Production, Purification, and Characterization of Antibody-TNF Superfamily Ligand Fusion Proteins.

Antibody-fusion proteins with ligands, e.g., of the TNF superfamily (TNFSF) can be adequately produced in mammalian expression systems. Here, we describe the transient production in adherent and suspension human embryonic kidney cells at laboratory scale, followed by purification procedures applying protein A and immobilized metal affinity chromatography for proteins with Fc domain and 6 × histidine-tag, respectively. In addition, characterization of the purified proteins by size exclusion chromatography is described.

Tumor-targeted costimulation with antibody-fusion proteins improves bispecific antibody-mediated immune response in presence of immunosuppressive factors.

Therapeutic strategies aiming for the induction of an effective immune response at the tumor site can be severely hampered by the encounter of an immunosuppressive microenvironment. We investigated here the potential of concerted costimulation by tumor-directed antibody-fusion proteins with B7.1, 4-1BBL and OX40L to enforce bispecific antibody-induced T cell stimulation in presence of recognized immunosuppressive factors including IL-10, TGF-ß, indoleamine 2,3-dioxygenase (IDO), PD-L1 and regulatory T cells. The expression and activity of these factors was demonstrated in the HT1080-FAP/PBMC co-culture setting, where individual and combined costimulation were still capable to enhance T cell stimulation, even though the general activation level was reduced. Additional blockade of TGF-ß or PD-1 resulted especially effective in further enhancing the degree of T cell activation. Here, best outcome was achieved by combined costimulation of targeted 4-1BBL and B7.1. Furthermore, their individual impact on the proliferation of naïve, memory and effector CD8+ and CD4+ T cell subsets, suggest the coverage of a comprehensive T cell response. Thus, our costimulatory antibody-fusion proteins show great potential to support T cell activation in adverse conditions dictated by the tumor microenvironment.

Advancing targeted co-stimulation with antibody-fusion proteins by introducing TNF superfamily members in a single-chain format.

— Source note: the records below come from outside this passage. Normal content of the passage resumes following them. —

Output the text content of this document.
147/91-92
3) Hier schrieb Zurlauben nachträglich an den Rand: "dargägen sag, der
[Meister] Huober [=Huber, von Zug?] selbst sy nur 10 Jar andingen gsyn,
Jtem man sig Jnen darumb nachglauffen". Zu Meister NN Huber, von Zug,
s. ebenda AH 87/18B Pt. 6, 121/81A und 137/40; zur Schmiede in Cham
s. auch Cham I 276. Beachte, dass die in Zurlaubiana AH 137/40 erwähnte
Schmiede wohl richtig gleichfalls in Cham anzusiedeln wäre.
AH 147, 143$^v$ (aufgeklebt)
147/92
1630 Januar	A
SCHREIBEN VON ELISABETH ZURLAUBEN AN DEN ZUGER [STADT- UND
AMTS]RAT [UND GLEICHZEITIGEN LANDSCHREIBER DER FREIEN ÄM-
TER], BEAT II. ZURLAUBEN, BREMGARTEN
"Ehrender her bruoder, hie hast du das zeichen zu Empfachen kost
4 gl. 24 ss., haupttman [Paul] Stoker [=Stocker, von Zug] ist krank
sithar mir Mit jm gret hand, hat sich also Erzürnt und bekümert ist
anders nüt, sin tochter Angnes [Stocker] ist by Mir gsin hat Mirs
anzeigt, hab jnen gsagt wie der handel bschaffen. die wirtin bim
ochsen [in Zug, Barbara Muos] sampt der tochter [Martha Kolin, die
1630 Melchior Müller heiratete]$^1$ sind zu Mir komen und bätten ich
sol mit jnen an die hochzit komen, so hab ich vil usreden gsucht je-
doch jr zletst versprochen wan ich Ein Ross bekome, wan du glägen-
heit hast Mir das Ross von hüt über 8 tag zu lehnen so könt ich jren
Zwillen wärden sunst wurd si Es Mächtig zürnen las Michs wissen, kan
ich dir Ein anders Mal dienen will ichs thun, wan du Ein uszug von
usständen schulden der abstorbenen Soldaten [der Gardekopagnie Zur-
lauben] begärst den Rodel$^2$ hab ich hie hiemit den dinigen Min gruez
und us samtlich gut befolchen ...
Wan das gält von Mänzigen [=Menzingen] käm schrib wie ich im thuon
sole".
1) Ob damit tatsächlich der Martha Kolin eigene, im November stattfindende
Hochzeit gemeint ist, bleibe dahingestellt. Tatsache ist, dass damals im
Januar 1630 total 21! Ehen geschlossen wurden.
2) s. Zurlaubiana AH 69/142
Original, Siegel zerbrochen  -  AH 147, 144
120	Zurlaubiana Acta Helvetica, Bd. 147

Co-stimulation via receptors of the tumor necrosis factor superfamily (TNFSF) emerges as promising strategy to support antitumor immune responses. Targeted strategies with antibody-fusion proteins composed of a tumor-directed antibody part and the extracellular domain of a co-stimulatory ligand of the TNFSF constitute an attractive option to focus the co-stimulatory activity to the tumor site. Since TNFSF members intrinsically form functional units of non-covalently linked homotrimers, the protein engineering of suitable antibody-fusion proteins is challenging. Aiming for molecules of simple and stable configuration, we used TNFSF ligands in a single-chain format (scTNFSF), i.e., three units of the ectodomain connected by polypeptide linkers, folding into an intramolecular trimer. By fusing tumor-directed scFv antibody fragments directed against EpCAM or FAP to co-stimulatory scTNFSF molecules (sc4-1BBL, scOX40L, scGITRL or scLIGHT), a set of monomeric scFv-scTNFSF fusion proteins was generated. In comparison to the scFv-TNFSF format, defined by intermolecular homotrimerization via the TNFSF part, scFv-scTNFSF showed equal or enhanced co-stimulatory activity despite reduced avidity in antibody binding. In addition, enhanced serum stability and improved bioavailability in mice were observed. We show that the scFv-scTNFSF format can be applied to various members of the TNFSF, presenting targeting-dependent co-stimulatory activity. Hence, this format exhibits favorable properties that make it a promising choice for further therapeutic fusion protein development.